Als Jenna McClintock 1982 sechs Jahre alt war, campte sie mit ihren Eltern in Death Valley Junction. Sie besuchten die Oper und Jenna war so begeistert von Marta, dass sie beschloss, Tänzerin zu werden. Jahre später, nachdem sie eine Ballettausbildung absolviert hatte, kam sie wieder und trägt nun das Erbe von Marta Becket, die 2017 mit 93 Jahren starb, fort, auch wenn auf eine etwas veränderte Weise.

Für mich ist es eine mystische Doppelgeschichte, die zeigt, dass alles möglich ist, wenn man seine innere Stimme hört und ihr folgt. Ob man jahrelang vor praktisch keinem Publikum Balett aufführt oder jahrelang für praktisch kein Publikum Bücher schreibt, ist dabei gleichgültig. Es zählt nur, dass man auf das tief drinnen hört und ihm vertrauensvoll folgt. Dann wird alles gut.

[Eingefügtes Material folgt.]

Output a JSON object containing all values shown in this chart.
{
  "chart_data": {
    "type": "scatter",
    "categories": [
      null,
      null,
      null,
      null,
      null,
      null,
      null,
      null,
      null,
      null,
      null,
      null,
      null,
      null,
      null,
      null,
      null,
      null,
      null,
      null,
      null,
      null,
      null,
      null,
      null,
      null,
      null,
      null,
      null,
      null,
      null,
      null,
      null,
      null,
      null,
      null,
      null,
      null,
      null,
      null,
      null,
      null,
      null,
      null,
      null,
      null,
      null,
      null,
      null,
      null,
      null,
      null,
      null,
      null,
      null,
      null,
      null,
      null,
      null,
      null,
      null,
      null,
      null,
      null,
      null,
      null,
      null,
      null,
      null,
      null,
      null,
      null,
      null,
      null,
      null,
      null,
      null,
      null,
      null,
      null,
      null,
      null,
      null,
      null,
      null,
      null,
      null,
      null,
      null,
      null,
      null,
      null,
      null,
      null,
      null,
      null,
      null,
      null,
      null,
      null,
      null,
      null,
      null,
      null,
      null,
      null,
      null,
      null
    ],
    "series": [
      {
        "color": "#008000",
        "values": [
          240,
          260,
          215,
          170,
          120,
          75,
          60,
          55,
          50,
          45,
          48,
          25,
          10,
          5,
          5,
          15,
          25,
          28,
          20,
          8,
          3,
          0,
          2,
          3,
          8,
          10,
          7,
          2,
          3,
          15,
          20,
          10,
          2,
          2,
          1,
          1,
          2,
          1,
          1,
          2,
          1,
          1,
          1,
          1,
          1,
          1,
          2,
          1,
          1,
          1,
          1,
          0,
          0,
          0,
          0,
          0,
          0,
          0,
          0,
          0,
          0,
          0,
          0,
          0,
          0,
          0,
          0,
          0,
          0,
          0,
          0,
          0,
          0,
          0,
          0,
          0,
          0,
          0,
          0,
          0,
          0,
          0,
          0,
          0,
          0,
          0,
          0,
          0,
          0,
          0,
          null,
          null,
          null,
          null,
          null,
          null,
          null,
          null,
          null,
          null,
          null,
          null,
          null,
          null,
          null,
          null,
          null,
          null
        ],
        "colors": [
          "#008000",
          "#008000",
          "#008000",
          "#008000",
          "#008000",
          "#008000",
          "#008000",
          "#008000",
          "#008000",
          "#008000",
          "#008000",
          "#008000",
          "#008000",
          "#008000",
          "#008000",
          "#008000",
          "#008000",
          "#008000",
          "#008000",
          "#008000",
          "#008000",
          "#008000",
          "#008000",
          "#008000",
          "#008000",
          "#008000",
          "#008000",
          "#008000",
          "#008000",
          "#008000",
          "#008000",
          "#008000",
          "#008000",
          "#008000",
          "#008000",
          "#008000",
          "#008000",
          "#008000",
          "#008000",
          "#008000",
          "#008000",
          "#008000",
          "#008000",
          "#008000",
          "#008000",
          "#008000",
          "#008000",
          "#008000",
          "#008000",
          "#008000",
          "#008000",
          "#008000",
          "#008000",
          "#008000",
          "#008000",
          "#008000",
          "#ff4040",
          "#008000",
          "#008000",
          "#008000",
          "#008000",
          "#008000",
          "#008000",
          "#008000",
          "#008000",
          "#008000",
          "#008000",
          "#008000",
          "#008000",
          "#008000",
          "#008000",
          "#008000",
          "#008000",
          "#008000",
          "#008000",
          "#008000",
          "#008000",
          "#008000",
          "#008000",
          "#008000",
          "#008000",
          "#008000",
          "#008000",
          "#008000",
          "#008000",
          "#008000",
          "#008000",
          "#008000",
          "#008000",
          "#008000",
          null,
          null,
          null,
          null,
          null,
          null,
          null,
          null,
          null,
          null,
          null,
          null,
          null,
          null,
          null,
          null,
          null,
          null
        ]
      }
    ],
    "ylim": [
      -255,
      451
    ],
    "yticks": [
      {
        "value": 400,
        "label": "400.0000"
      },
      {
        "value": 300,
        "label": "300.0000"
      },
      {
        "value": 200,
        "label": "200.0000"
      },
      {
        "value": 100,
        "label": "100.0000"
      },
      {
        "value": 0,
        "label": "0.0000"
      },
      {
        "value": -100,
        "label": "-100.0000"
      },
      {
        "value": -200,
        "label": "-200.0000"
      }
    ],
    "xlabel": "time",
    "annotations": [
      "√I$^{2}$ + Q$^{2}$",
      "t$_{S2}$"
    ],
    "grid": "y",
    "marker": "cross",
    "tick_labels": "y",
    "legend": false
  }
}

Und hier noch ein paar Links:

 

 

Ein paar Kommentare zu “Schicksal, Berufung, Vision und Mut

  1. dornpunzel

    ”s is alles gut für Ebbes’, hat meine Oma immer gesagt. Genau so sehe ich das auch und bin damit völlig bei dir, Martin.

    Ich weiß nicht, ob es Schicksal, Vorhersehung, irgendein höheres Wesen ist, keine Ahnung, aber ich bin überzeugt, dass es etwas gibt, das uns leitet. Was nicht heißt, dass unser Leben vorgegeben ist und in unabänderlichen Bahnen verläuft. Wir Menschen haben immer die Möglichkeit unsere eigenen Entscheidungen zu treffen und das müssen wir auch tun. Nur sollten wir vielleicht öfter auf unser Gefühl hören, denn logische Gründe waren es sicher nicht, die Martha Becket dazu gebracht haben, ihr Theater im Niemansland zu eröffnen. Sie hätte auch wieder gehen und ihrem Traum den Rücken kehren können. Wir bekommen Chancen, Möglichkeiten, müssen aber selbst den Mut aufbringen, sie zu ergreifen.
    Im Grunde tun wir das doch auch alle, oder habe ich was verpasst und bin die Einzige hier, die noch keinen Bestseller geschrieben hat? Wir bringen doch den Mut auf, gegen alle (wirtschaftliche) Logik die Geschichten zu schreiben, die durch unseren Kopf schwirren und zumindest ich mache das in dem festen Glauben, dass daraus etwas Gutes entsteht. In welcher Form auch immer, wann auch immer.

    1. martinmartin Autor des Beitrags

      Für mich ist das Leben so eine Art Adventure-Spiel. Den groben Verlauf bekommen wir vor den Latz geknallt, das beginnt schon bei der Geburt mit Ort, Milieu, Möglichkeiten, Begabungen. Die Prägungen am Anfang setzen einen relativ engen Kanal, in dem wir uns fortan bewegen. Was uns begegnet, können wir nicht ändern, aber den Umgang damit und damit wiederum unseren zukünftigen Kanal.
      Für mich ist Martas Reifenpanne eine der Stellen in einem Adventure, bei denen es darauf ankommt, mit Aufmerksamkeit und Offenheit Überraschendem und Unbekanntem zu begegnen, zu spüren, worum es geht und für einen selbst passende Entscheidungen zu treffen.
      Ich hoffe, dass diese Geschichte auch für viele andere zu einer werden kann, die sie in ihrem Sosein bestärkt und ihnen den Mut gibt, zu sich zu stehen.